A bag A contains 2 white and 2 red balls and another bag B contains 4 white and 5 red balls. A ball is drawn and is found to be red.The probability that it was drawn from bag B is:

(a) $\frac{5}{19}$

(b) $\frac{21}{52}$

(c) $\frac{10}{19}$

(d) $\frac{25}{52}$

+1 vote
by (17.1k points)
selected by

Answer: (c)  $\frac{10}{19}$

Let the events E1, E2, and A be defined as follows:

E1 = Choosing bag A

E2 = Choosing bag B

A = Choosing red ball.

Then, P(E1) = P(E2) = $\frac{1}{2}$

(∵ There are two bags that have an equally likely chance of being chosen

P(A/E1) = P(Drawing red ball from bag A) = $\frac{2}{4} =\frac{1}{2}$  (∵ 2 red out of 4 balls)

P(A/E2) = P(Drawing red ball from bag B) = $\frac{5}{9}$        (5 red out of 9 balls)
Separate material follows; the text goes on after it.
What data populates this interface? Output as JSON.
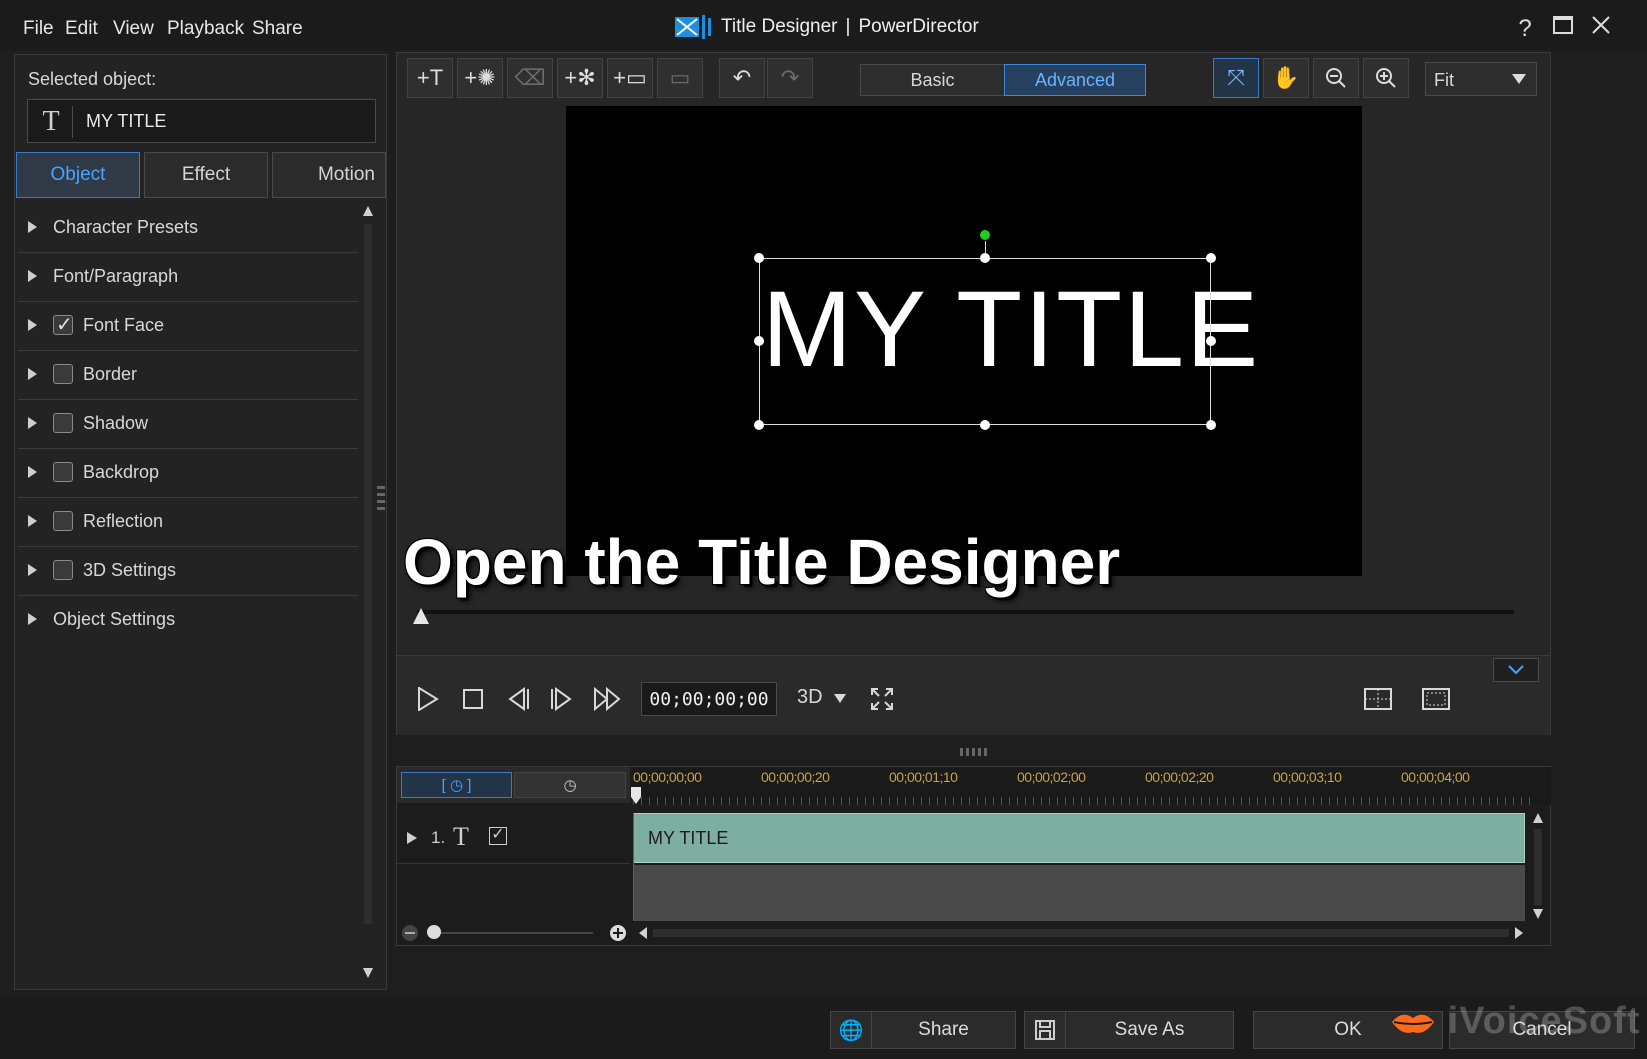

∴ P(Red balls are drawn from bag B)

$=P(E_2/A) = \frac{P(E_2)\times P(A/E_2)}{P(E_1)\times P(A/E_1)+P(E_2)\times P(A/E_2)}$

$=\frac{\frac{1}{2}\times \frac{5}{9}}{\frac{1}{2}\times \frac{1}{2}+ \frac{1}{2}\times \frac{5}{9}}$ = $\frac{\frac{5}{18}}{\frac{1}{4}+\frac{5}{18}}$ = $=\frac{5/18}{19/36}$ = $\frac{10}{19}$